To eliminate the scanning differences between subjects, we applied a series of pre-processing to normalize all the enrolled X-rays. First, we resampled the pixel spacing to 1×1 mm. Min-max normalization was next used to scale pixel values. We also employed rotation as the augmentation strategy to increase the variance of the training set. In the training phase, the input X-rays were rotated at a random angle in the range of 5° to 5°.
Deep learning methods of landmark location
In this study, we employed the VB-Net architecture as the basic model to build a coarse-to-fine system. The architecture of VB-Net is shown in Fig. 2. In the novel VB-Net, a bottle-neck structure replaces the conventional convolutional layers in the convolutional U-Net and thus contributes to a significant decrease in the model size. In this study, we considered a 20×20 region around each ground truth as the network input. In addition, we output the centre of the largest connected component in probability maps. In this manner, we realize the landmark detection using a segmentation network.
As shown in Fig. 2(a), a coarse VB-Net first located the greater trochanter, fossa intercondyle of the femur, and the lateral malleolus on both the left and right sides of the X-ray, respectively. Next, three pairs of image patches were extracted around the above-mentioned regions. The cropped field of view (FOV) was 180 mm2 for the greater trochanter regions, 128 mm2 for the fossa intercondyle regions, and 104 mm2 for the lateral malleolus regions.
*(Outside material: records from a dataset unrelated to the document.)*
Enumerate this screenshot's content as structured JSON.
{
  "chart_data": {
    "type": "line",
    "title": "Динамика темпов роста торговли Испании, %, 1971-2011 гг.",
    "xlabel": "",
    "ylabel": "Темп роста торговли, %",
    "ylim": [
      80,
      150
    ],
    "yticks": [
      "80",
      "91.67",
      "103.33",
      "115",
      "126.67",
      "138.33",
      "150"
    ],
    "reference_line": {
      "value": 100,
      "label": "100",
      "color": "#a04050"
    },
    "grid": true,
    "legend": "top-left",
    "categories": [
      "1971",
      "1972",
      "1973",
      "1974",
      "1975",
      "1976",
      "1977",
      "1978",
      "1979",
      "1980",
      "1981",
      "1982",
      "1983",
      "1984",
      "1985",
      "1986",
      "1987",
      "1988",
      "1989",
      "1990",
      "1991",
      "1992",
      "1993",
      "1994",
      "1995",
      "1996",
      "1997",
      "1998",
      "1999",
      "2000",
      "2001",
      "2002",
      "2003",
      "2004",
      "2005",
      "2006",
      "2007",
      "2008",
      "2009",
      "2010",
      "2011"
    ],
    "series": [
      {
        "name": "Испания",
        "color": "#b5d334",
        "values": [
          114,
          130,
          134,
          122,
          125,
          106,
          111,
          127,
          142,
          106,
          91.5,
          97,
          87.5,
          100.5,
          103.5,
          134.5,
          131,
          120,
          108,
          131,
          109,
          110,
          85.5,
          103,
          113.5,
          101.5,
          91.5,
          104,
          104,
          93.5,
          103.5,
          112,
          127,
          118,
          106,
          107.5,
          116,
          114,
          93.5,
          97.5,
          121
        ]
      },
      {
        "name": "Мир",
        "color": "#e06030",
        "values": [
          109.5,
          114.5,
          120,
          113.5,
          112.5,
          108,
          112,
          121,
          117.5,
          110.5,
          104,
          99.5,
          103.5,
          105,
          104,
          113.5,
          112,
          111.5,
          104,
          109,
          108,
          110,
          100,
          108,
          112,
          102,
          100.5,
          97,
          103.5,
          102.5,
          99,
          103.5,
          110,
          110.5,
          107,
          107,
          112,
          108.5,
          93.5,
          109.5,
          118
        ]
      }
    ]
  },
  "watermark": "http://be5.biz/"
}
In the second stage, three fine VB-Net were constructed to precisely locate the greater trochanter, head centre of the femur in greater trochanter-centric patches, lateral femoral condyle, fossa intercondyle, medial femoral condyle, lateral tibial condyle, eminentia intercondyle, medial tibial condyle in fossa intercondyle-centric patches, lateral malleolus, and medial malleolus in lateral malleolus-centric patches. The output FOV of both the coarse and fine networks was 5 mm2.
In this study, we use the training set to build a two-stage network. We set the loss function as the focal loss and the constant learning rate as 0.0001 based on the validation set. We use the test set to evaluate the performance of the proposed AI-aided lower limb measuring system. The deep learning algorithm was developed on PyTorch with an NVIDIA GeForce GTX TITAN X graphic card.
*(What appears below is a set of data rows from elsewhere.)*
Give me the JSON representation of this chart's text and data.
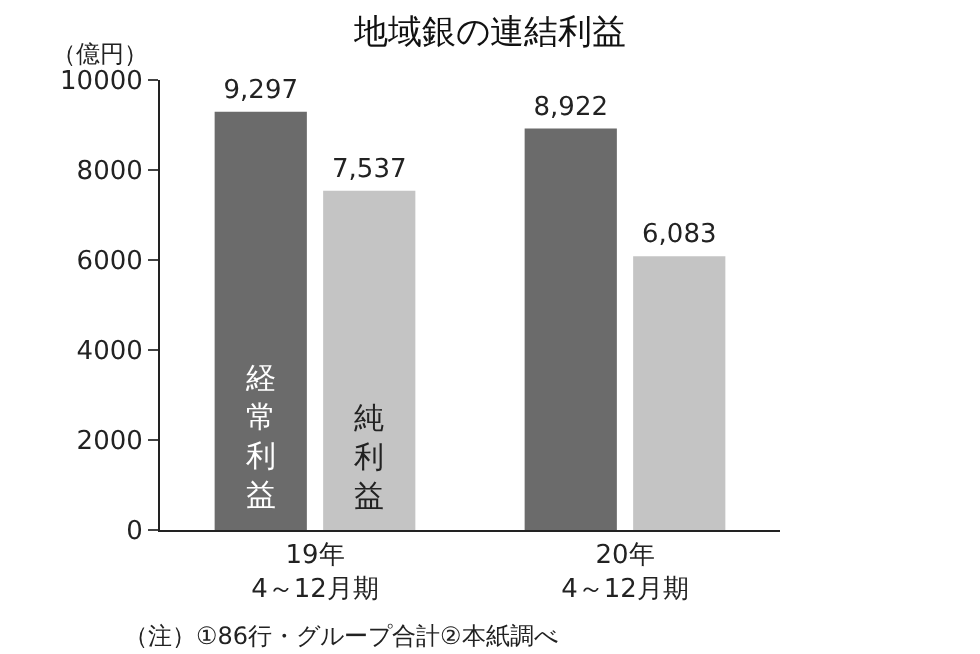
{
  "chart_data": {
    "type": "bar",
    "title": "地域銀の連結利益",
    "ylabel": "（億円）",
    "categories": [
      "19年\n4～12月期",
      "20年\n4～12月期"
    ],
    "series": [
      {
        "name": "経常利益",
        "color": "#6b6b6b",
        "values": [
          9297,
          8922
        ],
        "value_labels": [
          "9,297",
          "8,922"
        ]
      },
      {
        "name": "純利益",
        "color": "#c4c4c4",
        "values": [
          7537,
          6083
        ],
        "value_labels": [
          "7,537",
          "6,083"
        ]
      }
    ],
    "ylim": [
      0,
      10000
    ],
    "yticks": [
      0,
      2000,
      4000,
      6000,
      8000,
      10000
    ],
    "legend": false,
    "annotations": [
      "（注）①86行・グループ合計②本紙調べ"
    ]
  }
}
Lower Limbs alignment automatic measurement
In this study, we aimed to obtain mLDFA, MPTA, LDTA, JLCA, and the mechanical axis of the lower limbs for preoperative measurements. The related parameters of lower limb alignment can be calculated automatically using the 10-pairs core regions. The calculations are detailed in Fig. 3.
Statistical Analysis
Statistical analyses were performed using SPSS 26.0 software (version 26.0; SPSS Inc., Chicago, IL, USA). For key landmark location estimation, we determined the percentage of points of the correct key (PCK) [14] with a threshold of 3 mm. Furthermore, some metrics were employed to estimate the angle prediction performance of the DCNN system and human experts. Intraclass correlation coefficients (ICCs) with 95% confidence intervals and Pearson correlation were used to analyse the correlation between the measurements of the DCNN system and the ground truth. For the variability analysis, the mean absolute error (MAE) and root mean squared error (RMSE) were calculated. The measurement time of the DCNN system and the ground truth were compared using an independent sample t-test. Statistical significance was set at P < 0.05. Additionally, to visually demonstrate the distribution of the metrics, Bland-Altman plots were also drawn.